To combat the lack of accessible, affordable childcare, industry leaders told The Drum that, as we emerge from the pandemic, flexible working remains essential to accommodate the needs of working parents.

While the IPA census confirms that many agencies in adland are shifting towards more flexible working (over 85% of agencies indicate that, following Covid-19, they would be adopting a hybrid approach), businesses now have a responsibility to convert the learnings of the last two years into “watertight policies,” says Bryson.

“Simply put, there is no excuse anymore as even the most toughened cynics have been masterfully outplayed by the evidence the last 24 months have given us.”

However, as Kate Thrumble, executive director of talent at R/GA, emphasizes, flexibility is not a one-size-fits-all policy. “Circumstances can vary greatly from person to person, with different layers of complexity,“ she says.

“The last two years have really taught us the need to look at everyone’s circumstances differently and to continue building a more human future for our employees – one based on real human needs. We recognize more than ever that life can throw the unexpected at us, but it can be easy to generalize the term ‘working parents’ and put everyone inside the same bracket.”

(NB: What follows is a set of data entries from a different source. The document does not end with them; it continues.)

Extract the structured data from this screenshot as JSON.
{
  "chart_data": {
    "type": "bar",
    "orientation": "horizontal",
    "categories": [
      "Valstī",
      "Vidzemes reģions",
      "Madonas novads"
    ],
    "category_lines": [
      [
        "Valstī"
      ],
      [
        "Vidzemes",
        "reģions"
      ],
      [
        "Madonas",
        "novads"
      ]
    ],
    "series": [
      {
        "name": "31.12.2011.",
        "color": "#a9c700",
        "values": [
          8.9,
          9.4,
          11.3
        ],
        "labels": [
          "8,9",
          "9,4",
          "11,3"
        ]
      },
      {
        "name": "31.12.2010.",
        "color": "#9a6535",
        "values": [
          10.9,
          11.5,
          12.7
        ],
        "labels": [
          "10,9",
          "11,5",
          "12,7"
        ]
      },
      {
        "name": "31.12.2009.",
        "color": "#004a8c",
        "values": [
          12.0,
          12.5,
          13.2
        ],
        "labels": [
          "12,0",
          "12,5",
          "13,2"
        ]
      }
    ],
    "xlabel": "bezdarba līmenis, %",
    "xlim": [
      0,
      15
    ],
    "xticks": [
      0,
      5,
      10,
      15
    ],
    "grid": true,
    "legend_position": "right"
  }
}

For some, this will look like flexible core hours and non-mandatory office days. As Kevin Joyner, director of data solutions at Croud, explains, he finishes work at 3:30pm on the days he takes charge of school drop-offs. “This means making up for it with a somewhat early start of 8am and working the one-and-a-half hour train journey to and from work. However, it’s what works for me and my family.

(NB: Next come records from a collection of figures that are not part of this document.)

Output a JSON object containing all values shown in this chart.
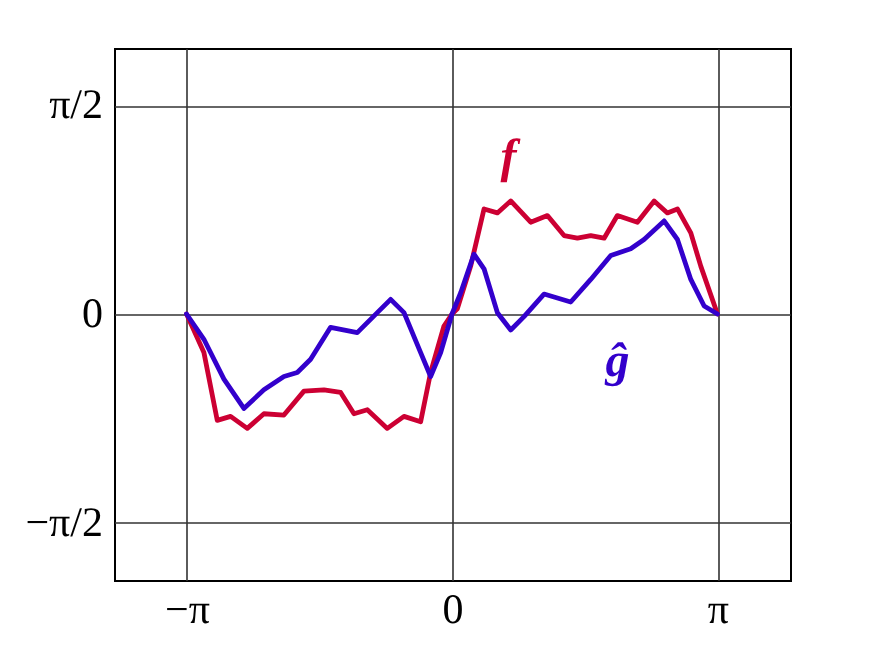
{
  "chart_data": {
    "type": "line",
    "xlim": [
      -4,
      4
    ],
    "ylim": [
      -2,
      2
    ],
    "xticks": [
      {
        "value": -3.1416,
        "label": "−π"
      },
      0,
      {
        "value": 3.1416,
        "label": "π"
      }
    ],
    "yticks": [
      {
        "value": -1.5708,
        "label": "−π/2"
      },
      0,
      {
        "value": 1.5708,
        "label": "π/2"
      }
    ],
    "grid": true,
    "legend": false,
    "marker": "none",
    "line_style": "solid",
    "series": [
      {
        "name": "f",
        "color": "#cc0033",
        "x": [
          -3.1416,
          -2.936,
          -2.778,
          -2.62,
          -2.423,
          -2.226,
          -1.989,
          -1.752,
          -1.515,
          -1.318,
          -1.16,
          -1.002,
          -0.766,
          -0.568,
          -0.371,
          -0.253,
          -0.095,
          0,
          0.063,
          0.221,
          0.379,
          0.537,
          0.695,
          0.931,
          1.129,
          1.326,
          1.484,
          1.642,
          1.8,
          1.957,
          2.194,
          2.392,
          2.549,
          2.668,
          2.826,
          2.944,
          3.1416
        ],
        "values": [
          0,
          -0.29,
          -0.8,
          -0.77,
          -0.86,
          -0.75,
          -0.76,
          -0.58,
          -0.57,
          -0.59,
          -0.75,
          -0.72,
          -0.86,
          -0.77,
          -0.81,
          -0.44,
          -0.09,
          0,
          0.04,
          0.36,
          0.79,
          0.76,
          0.85,
          0.69,
          0.74,
          0.59,
          0.57,
          0.59,
          0.57,
          0.74,
          0.69,
          0.85,
          0.76,
          0.79,
          0.61,
          0.36,
          0
        ]
      },
      {
        "name": "ĝ",
        "color": "#3300cc",
        "x": [
          -3.1416,
          -2.936,
          -2.699,
          -2.463,
          -2.226,
          -1.989,
          -1.831,
          -1.673,
          -1.437,
          -1.121,
          -0.884,
          -0.726,
          -0.568,
          -0.371,
          -0.253,
          -0.134,
          0,
          0.103,
          0.26,
          0.379,
          0.537,
          0.695,
          0.852,
          1.089,
          1.405,
          1.642,
          1.879,
          2.115,
          2.273,
          2.51,
          2.668,
          2.826,
          2.984,
          3.1416
        ],
        "values": [
          0,
          -0.19,
          -0.49,
          -0.71,
          -0.57,
          -0.47,
          -0.44,
          -0.34,
          -0.1,
          -0.14,
          0.01,
          0.11,
          0.01,
          -0.29,
          -0.47,
          -0.29,
          0,
          0.16,
          0.45,
          0.34,
          0.01,
          -0.12,
          -0.02,
          0.15,
          0.09,
          0.26,
          0.44,
          0.49,
          0.56,
          0.7,
          0.56,
          0.26,
          0.06,
          0
        ]
      }
    ]
  }
}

“This allows me to create a lot of value for my company and our clients, without the need for me to compromise on my role as a parent.”

However, for those situations where plans have to change, Thrumble points out that emergency childcare funds can also make a significant difference.

“At R/GA, we have also now signed up for a fantastic initiative called Bubble, offering parents £300 a year to spend towards last-minute childcare issues, and if that works well as a resource we will be looking to increase this amount,” she said.

At M&C Saatchi Group, two new initiatives have been announced to aid working parents, including a centralized booking system and specialist content platform provided by Bright Horizons that will assist staff in accessing emergency care within two hours, whether they need in-home childcare, nursery care, a childminder, a holiday club or an eldercare specialist.

Accommodating the unexpected is crucial, says James Wigley, chief commercial officer at Jungle Creations. “My intentions for the first few weeks following the birth of my daughter were pretty standard as a secondary caregiver – take a couple of weeks and then return to work as normal as soon as possible.

“However, my daughter’s complicated birth resulted in me being the primary caregiver to our baby for the first six weeks, but thanks to Jungle’s extended period of leave and flexible approach to working, I was able to be fully present for my family when they needed me most.

“Parental policies are not something people generally consider until they have an immediate impact on a person’s life. And so when my family needed compassionate policies, it was incredibly comforting to know that Jungle had forward-thinking initiatives in place to support us.”

Wigley also implores that flexible parenting policies should be tied in with wider compassionate policies that support parents not just after birth and during childcare, but also “for couples grieving a miscarriage or going through IVF”.

In order to meaningfully address the soaring cost of childcare, agencies must proactively listen to workers and ensure they are advocating for an equitable, modern and family-friendly workplace by implementing robust policies to accommodate flexibility and help employees navigate the pressures of work and family life. If they don’t, they risk losing talent and contributing to wider disparities in gender pay equality.